Copper Enzymes Involved in Multi-Electron Processes

In this article focused on multielectron processes in enzymes, a comprehensive overview of the families of two copper-based enzymes that reduce dioxygen to water is presented. Emphasis has been given to outline our up-to-date understanding of multicopper oxidases (MCOs) and cytochrome c oxidases (C c Os) including their critical active site coordination, i.e., the nature of the ligands (amino acid residues) and the coordination geometry, electron transfer pathway from substrates, along with mechanisms of stepwise dioxygen reduction and protonation events. MCOs include members which effect the one-electron oxidation/dehydrogenation of substrates, and others that oxidize metal ions such as iron(II) and manganese(II) ion. CcOs couple the four-electron reduction of O 2 to the membrane translocation of protons, the proton/charge gradient thus produced being coupled to cellular ATP production.

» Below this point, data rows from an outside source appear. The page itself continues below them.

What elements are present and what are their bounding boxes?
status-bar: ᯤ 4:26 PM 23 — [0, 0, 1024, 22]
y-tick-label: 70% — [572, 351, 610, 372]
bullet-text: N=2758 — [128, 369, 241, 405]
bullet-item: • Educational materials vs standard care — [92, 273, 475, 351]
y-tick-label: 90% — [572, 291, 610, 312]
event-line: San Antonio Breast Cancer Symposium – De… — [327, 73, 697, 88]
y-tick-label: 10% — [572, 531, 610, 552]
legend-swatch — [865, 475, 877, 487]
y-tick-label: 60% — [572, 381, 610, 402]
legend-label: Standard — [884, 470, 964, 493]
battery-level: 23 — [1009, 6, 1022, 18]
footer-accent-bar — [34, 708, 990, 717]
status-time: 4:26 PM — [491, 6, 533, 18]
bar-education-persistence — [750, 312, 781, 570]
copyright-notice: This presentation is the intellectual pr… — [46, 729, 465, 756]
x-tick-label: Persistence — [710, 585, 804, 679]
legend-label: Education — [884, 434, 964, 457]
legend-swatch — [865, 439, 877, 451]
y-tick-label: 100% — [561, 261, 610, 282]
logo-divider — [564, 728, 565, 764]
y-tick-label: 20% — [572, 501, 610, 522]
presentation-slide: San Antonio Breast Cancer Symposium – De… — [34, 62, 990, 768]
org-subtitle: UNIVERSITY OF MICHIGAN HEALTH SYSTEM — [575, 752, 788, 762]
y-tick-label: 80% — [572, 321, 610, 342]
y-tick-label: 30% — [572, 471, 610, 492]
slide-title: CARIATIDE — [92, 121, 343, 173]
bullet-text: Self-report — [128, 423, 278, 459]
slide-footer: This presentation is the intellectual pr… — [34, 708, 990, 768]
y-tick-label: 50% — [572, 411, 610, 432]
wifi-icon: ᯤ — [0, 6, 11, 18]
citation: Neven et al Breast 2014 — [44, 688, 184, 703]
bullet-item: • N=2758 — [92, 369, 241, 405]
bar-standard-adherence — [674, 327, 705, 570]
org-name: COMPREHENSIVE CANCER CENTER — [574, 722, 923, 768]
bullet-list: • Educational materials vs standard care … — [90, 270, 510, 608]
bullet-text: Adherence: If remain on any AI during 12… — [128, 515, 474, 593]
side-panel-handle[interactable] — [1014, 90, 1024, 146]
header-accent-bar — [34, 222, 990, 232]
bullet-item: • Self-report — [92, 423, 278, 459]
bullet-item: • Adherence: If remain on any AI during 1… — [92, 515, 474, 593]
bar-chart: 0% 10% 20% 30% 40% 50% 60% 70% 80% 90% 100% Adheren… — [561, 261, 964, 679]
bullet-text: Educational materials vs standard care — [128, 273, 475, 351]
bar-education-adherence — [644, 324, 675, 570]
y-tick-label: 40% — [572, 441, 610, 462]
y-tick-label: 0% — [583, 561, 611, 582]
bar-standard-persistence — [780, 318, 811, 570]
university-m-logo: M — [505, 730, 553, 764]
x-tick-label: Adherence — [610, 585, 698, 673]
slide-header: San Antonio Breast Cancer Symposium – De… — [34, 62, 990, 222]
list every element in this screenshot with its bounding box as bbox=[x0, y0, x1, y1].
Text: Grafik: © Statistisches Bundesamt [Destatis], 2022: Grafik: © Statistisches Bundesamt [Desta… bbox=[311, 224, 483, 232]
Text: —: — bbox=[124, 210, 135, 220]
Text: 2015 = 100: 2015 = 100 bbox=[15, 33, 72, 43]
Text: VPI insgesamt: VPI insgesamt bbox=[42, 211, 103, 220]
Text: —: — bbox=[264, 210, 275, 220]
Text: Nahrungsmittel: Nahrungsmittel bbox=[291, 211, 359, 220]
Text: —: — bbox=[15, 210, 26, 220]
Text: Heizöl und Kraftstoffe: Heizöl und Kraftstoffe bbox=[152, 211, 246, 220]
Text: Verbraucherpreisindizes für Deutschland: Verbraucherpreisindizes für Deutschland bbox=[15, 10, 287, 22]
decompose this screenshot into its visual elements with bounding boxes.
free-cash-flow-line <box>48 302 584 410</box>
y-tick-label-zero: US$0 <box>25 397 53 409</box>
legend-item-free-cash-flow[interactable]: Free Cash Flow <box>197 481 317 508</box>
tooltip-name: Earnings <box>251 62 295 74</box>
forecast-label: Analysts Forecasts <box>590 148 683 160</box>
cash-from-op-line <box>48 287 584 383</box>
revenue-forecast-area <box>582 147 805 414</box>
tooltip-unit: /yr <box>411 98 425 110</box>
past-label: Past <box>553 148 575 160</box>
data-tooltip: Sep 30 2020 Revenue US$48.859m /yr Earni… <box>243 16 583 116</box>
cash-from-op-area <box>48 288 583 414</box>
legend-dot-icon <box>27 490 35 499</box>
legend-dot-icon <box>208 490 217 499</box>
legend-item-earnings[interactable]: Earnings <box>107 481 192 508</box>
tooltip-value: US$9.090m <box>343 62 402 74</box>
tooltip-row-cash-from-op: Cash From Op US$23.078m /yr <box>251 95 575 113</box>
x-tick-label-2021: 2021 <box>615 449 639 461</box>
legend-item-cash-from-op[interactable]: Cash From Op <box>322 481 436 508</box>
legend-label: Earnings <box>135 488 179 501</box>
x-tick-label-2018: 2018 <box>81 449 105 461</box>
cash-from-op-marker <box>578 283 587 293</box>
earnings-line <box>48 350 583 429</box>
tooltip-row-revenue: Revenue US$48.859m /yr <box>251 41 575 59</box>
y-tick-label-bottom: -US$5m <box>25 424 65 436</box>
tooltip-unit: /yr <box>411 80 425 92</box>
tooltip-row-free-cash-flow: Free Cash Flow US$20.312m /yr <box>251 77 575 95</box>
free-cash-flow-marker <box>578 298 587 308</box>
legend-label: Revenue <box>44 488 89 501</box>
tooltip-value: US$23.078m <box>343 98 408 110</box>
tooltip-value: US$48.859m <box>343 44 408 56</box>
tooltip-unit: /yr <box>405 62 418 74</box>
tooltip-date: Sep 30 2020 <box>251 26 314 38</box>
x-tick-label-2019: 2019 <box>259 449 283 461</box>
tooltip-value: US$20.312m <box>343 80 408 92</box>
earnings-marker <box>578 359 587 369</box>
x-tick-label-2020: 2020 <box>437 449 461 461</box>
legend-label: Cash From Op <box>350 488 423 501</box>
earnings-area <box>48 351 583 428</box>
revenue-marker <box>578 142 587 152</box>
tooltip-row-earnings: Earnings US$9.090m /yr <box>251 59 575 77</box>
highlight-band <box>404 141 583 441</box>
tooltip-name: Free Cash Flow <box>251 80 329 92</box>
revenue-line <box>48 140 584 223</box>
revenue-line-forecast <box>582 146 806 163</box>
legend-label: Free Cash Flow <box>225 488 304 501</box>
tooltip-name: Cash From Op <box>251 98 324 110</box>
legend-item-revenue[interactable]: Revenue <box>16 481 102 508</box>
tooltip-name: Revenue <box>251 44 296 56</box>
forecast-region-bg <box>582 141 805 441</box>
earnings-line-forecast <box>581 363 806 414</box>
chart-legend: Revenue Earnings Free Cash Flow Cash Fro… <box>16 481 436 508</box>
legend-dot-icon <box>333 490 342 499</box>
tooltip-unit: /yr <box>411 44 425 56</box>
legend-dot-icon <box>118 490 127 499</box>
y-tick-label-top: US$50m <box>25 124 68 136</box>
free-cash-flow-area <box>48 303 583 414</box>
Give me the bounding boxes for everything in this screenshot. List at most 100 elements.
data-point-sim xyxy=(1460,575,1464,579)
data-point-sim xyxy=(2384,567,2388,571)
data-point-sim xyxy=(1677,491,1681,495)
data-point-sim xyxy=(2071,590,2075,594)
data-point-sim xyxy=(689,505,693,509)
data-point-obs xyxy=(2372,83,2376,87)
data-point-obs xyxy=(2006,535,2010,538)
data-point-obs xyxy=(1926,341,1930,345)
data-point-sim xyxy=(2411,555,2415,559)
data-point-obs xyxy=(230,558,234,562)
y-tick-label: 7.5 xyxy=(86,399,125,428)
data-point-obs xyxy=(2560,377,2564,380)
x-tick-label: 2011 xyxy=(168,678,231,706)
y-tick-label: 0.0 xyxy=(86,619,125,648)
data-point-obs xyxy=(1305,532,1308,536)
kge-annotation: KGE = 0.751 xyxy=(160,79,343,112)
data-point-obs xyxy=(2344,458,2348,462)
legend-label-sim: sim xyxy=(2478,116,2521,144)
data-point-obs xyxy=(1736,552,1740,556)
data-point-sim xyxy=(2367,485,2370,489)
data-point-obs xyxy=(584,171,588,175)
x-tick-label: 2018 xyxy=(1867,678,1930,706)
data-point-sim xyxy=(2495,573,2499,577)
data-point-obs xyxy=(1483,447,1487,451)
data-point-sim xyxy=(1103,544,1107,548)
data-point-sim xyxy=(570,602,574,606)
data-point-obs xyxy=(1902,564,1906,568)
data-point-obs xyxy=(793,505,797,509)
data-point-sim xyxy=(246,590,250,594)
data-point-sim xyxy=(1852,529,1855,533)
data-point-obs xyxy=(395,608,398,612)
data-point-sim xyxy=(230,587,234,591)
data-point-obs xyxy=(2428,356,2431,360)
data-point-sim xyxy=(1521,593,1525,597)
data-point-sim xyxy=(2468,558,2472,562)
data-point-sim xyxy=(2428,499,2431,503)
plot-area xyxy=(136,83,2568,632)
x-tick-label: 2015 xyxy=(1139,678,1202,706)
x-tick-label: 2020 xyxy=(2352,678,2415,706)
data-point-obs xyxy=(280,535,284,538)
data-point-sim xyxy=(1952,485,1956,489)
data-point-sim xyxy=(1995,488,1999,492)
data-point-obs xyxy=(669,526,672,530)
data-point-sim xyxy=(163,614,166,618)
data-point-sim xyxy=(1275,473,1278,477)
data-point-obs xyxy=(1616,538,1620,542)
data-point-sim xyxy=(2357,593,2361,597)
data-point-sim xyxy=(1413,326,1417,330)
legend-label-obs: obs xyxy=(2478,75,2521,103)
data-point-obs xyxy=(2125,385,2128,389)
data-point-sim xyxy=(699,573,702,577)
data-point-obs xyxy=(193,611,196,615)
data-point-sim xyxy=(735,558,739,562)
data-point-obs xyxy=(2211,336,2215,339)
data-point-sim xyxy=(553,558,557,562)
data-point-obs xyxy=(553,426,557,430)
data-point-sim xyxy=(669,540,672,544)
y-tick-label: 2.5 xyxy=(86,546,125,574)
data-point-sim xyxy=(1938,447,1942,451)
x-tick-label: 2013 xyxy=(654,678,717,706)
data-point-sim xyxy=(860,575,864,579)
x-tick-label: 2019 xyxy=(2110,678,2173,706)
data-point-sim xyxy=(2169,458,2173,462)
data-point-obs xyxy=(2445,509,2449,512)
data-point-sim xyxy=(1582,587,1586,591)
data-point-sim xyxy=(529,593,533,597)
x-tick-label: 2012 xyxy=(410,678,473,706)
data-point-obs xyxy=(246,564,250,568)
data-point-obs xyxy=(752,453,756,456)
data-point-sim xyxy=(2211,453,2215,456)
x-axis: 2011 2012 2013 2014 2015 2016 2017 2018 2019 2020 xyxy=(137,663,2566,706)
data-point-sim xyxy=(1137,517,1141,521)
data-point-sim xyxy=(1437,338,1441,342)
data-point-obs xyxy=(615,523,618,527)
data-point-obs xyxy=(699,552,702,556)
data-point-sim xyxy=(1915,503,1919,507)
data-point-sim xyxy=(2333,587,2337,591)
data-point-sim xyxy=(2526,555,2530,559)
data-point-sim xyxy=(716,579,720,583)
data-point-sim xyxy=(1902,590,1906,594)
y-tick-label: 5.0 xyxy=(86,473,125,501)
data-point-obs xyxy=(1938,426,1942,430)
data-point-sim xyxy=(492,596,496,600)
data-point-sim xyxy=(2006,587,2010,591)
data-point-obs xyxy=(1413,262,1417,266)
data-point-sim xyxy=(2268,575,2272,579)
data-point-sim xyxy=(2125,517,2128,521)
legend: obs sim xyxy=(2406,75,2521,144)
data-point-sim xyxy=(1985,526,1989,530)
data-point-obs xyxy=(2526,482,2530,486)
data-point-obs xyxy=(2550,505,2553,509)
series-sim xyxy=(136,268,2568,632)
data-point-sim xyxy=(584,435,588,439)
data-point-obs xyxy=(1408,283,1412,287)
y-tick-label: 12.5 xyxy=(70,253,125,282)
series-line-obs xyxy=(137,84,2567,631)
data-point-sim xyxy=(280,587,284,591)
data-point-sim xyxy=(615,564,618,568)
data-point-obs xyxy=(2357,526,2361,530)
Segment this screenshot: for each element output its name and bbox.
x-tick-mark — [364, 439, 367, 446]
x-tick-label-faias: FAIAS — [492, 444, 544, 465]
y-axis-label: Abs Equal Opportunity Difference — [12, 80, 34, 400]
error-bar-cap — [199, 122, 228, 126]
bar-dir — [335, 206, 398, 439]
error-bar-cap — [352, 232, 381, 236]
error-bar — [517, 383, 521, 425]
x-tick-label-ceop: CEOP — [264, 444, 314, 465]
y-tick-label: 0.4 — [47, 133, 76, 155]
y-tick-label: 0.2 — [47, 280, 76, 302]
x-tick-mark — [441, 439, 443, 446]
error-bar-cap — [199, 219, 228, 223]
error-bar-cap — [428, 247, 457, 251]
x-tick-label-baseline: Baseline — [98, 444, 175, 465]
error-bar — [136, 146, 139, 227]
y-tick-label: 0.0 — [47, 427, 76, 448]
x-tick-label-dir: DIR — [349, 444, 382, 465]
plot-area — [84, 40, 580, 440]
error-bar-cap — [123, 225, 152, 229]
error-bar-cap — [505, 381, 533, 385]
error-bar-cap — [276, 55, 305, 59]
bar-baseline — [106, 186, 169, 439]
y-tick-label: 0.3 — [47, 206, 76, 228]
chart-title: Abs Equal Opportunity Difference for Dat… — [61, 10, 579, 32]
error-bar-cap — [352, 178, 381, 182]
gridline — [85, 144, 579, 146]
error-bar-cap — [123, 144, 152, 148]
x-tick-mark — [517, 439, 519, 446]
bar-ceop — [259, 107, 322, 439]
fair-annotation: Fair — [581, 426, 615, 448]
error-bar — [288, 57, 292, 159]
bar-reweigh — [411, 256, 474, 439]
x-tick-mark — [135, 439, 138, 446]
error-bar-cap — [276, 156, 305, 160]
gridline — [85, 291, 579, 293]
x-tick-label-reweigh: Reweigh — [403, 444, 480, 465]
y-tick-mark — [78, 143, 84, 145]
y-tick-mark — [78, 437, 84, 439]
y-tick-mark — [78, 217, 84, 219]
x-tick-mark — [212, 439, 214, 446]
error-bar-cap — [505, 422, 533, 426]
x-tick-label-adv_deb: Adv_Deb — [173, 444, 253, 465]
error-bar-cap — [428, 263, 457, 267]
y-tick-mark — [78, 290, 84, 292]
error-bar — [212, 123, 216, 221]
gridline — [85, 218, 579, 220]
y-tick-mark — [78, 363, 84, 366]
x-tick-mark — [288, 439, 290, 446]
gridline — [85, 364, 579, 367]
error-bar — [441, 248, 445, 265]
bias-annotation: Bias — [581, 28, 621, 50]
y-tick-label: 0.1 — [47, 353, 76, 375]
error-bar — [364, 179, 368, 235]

Seminal publications containing key advances on X-ray crystallographic data and valuable information obtained from implementation of several spectroscopic tools that shed light on the intricacies of electron flow and “observation” of oxy-intermediates (including kinetic and thermodynamic conclusions) have been acknowledged. The discussions at the end of each sub-section also include relevant examples of synthetic (bio) inorganic model complexes which have been attributed to each enzyme.